Cost overruns aren't unusual for CGI, or for several other information technology (IT) companies assisting with the website, including Seedco and Verizon Communications. As noted by Jennifer Hickey, writing at Newsmax.com, each of these “received contracts despite having histories of failure, fines and even fraud allegations” in previous work done for the government. It appears that, once hired, IT companies stay hired, regardless of their performance.
Seedco, one of the IT contractors working on the ObamaCare website, had dispersed federal funds for New York City, designed to create jobs during the recession. A whistleblower brought to light that Seedco had inflated the number of jobs it had created, in order to meet the terms of its contract. The New York Times first exposed the Seedco fraud in the summer of 2011, and in December 2012, Seedco agreed to pay $1.7 million to the federal government for falsely claiming to place some 1,400 New Yorkers in jobs.
This was just three years after Denver’s decision to terminate a similar contract with Seedco for failing to meet its job-creation goals.
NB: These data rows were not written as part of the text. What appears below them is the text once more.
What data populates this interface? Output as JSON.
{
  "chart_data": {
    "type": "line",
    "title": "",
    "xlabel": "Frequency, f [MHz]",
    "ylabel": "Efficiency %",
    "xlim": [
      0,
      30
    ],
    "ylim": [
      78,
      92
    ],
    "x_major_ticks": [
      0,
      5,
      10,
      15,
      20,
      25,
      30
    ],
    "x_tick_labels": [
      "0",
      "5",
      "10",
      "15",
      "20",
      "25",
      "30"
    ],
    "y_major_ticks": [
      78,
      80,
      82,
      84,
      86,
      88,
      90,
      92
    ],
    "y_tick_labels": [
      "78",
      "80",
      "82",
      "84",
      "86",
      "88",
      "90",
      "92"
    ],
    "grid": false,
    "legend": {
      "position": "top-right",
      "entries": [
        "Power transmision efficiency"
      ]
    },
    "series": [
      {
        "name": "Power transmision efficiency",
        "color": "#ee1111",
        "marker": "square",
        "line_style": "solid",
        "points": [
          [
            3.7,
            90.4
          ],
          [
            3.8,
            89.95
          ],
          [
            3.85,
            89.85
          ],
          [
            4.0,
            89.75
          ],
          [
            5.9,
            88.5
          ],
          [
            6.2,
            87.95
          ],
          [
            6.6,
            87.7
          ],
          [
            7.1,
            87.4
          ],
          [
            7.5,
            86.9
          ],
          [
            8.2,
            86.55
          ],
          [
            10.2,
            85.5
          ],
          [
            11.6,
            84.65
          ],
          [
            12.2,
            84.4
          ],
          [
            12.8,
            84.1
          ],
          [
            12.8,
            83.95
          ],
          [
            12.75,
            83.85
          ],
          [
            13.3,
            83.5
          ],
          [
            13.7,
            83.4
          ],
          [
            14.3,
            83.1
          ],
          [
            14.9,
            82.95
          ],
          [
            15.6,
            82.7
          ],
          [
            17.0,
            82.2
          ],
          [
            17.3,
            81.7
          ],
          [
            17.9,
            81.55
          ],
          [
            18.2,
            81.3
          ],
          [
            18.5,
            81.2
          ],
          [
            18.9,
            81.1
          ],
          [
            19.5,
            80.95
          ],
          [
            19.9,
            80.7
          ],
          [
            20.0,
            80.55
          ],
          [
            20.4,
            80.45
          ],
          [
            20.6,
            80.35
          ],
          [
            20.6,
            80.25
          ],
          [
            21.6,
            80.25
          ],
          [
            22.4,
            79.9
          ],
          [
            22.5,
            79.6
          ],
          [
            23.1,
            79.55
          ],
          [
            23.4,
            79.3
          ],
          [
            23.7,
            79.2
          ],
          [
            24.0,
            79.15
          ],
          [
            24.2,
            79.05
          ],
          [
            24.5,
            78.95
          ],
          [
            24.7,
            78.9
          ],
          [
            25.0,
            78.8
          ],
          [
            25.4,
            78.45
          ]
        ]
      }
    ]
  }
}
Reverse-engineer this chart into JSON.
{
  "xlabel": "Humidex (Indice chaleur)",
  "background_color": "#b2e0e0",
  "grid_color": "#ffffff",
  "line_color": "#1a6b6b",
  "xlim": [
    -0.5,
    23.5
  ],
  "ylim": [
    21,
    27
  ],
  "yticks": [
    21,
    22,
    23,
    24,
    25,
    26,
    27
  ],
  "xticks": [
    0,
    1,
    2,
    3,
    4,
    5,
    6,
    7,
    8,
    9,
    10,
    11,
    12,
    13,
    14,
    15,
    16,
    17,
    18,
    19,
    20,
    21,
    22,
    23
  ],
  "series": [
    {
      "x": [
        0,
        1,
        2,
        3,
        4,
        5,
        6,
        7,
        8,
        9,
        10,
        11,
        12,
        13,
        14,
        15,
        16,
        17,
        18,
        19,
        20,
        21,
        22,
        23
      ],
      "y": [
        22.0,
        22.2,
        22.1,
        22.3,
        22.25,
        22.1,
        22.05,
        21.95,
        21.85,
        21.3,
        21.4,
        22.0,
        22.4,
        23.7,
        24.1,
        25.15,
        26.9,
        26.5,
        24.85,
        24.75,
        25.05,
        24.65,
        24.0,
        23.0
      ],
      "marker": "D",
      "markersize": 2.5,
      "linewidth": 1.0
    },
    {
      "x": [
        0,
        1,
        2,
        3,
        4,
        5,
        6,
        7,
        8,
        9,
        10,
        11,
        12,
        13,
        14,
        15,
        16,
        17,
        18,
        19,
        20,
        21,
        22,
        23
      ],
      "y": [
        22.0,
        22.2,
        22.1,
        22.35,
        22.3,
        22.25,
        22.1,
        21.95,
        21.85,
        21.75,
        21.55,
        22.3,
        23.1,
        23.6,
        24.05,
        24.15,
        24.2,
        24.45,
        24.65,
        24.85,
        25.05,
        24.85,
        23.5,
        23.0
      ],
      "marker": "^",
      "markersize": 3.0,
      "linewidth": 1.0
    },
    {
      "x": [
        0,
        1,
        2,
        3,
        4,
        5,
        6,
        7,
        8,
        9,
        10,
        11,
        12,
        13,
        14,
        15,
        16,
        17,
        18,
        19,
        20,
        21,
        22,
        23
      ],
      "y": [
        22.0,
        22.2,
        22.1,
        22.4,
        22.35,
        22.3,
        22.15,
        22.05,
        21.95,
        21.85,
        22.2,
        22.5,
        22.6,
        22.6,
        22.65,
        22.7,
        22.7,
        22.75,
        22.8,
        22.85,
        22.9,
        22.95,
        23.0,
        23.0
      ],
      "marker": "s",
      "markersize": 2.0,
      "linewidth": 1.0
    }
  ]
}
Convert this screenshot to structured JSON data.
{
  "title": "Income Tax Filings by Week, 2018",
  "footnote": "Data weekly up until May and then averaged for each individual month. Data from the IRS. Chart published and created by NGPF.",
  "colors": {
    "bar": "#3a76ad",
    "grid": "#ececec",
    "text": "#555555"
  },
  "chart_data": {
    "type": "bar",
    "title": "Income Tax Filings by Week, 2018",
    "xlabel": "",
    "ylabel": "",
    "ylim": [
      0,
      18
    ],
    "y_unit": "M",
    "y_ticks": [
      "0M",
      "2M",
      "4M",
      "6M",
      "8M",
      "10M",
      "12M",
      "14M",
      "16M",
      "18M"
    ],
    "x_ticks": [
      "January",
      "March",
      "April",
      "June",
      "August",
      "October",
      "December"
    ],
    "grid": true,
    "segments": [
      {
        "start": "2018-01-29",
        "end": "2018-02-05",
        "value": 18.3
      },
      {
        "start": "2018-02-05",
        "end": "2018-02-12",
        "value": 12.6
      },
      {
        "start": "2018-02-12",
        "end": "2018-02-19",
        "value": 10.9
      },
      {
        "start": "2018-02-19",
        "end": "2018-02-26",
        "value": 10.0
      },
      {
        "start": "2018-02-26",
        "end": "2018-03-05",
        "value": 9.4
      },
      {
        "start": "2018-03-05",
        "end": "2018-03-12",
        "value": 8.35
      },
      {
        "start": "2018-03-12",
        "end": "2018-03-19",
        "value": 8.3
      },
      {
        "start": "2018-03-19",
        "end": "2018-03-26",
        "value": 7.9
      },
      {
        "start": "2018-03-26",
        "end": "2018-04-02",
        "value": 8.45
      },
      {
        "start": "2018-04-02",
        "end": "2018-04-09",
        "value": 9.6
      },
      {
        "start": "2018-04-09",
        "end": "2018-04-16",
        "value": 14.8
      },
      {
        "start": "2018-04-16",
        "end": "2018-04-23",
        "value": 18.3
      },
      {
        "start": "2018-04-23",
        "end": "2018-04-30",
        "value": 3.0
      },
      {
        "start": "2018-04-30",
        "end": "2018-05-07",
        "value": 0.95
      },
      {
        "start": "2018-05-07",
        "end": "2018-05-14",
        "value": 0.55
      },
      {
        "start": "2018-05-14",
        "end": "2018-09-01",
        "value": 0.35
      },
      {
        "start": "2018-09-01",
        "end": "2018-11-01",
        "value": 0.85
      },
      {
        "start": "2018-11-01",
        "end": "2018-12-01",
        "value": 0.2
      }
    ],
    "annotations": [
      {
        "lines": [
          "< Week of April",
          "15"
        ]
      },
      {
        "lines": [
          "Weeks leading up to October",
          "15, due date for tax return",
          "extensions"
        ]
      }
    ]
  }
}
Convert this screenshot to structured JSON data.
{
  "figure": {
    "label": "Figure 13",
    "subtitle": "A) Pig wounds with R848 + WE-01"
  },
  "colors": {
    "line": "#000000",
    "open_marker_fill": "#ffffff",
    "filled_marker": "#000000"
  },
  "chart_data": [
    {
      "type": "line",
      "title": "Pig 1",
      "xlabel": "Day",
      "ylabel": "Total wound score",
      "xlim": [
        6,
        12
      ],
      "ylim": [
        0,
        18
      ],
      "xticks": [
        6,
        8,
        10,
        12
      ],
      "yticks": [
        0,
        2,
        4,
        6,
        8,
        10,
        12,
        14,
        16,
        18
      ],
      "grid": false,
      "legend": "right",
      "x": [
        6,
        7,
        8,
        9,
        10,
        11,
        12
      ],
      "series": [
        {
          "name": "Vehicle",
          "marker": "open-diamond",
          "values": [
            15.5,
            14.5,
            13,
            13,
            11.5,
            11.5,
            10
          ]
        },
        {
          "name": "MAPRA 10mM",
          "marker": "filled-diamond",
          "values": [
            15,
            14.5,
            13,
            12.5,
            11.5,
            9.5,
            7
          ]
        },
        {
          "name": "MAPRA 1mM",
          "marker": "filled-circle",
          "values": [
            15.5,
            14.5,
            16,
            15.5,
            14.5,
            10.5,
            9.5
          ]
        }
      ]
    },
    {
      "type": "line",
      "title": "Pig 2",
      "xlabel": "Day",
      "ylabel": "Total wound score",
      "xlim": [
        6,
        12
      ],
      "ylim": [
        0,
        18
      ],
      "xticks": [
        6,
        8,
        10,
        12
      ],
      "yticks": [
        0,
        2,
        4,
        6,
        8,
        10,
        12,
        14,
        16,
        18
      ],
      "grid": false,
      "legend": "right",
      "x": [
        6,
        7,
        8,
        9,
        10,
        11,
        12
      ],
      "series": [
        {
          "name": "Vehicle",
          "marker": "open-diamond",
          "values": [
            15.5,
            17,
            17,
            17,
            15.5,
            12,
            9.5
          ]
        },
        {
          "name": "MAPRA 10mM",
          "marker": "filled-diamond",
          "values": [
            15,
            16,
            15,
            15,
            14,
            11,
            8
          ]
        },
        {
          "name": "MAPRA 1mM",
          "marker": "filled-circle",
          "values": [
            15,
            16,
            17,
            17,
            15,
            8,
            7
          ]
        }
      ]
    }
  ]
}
It suffered the indignity of a public exposure of its inability to perform by Denver auditor Dennis Gallagher, who wrote: “It seems to me that, three years into the relationship with the city, Seedco performs as if it were a start-up rather than the effective and efficient entity it is supposed to be. Three years is a long time to get geared up to do work.”
Computer Sciences Corporation (CSC), another Healthcare.gov IT firm, paid nearly $100 million to settle a class-action lawsuit over making “false or misleading statements or omit[ting] to disclose material facts” over its financial reporting on a $5.4 billion electronic records contract with the United Kingdom’s National Health Service earlier this year. In its annual report, the company took a $1.5-billion writedown on that contract, and in the process noted also that the Securities and Exchange Commission (SEC) was investigating the company for certain “accounting issues.”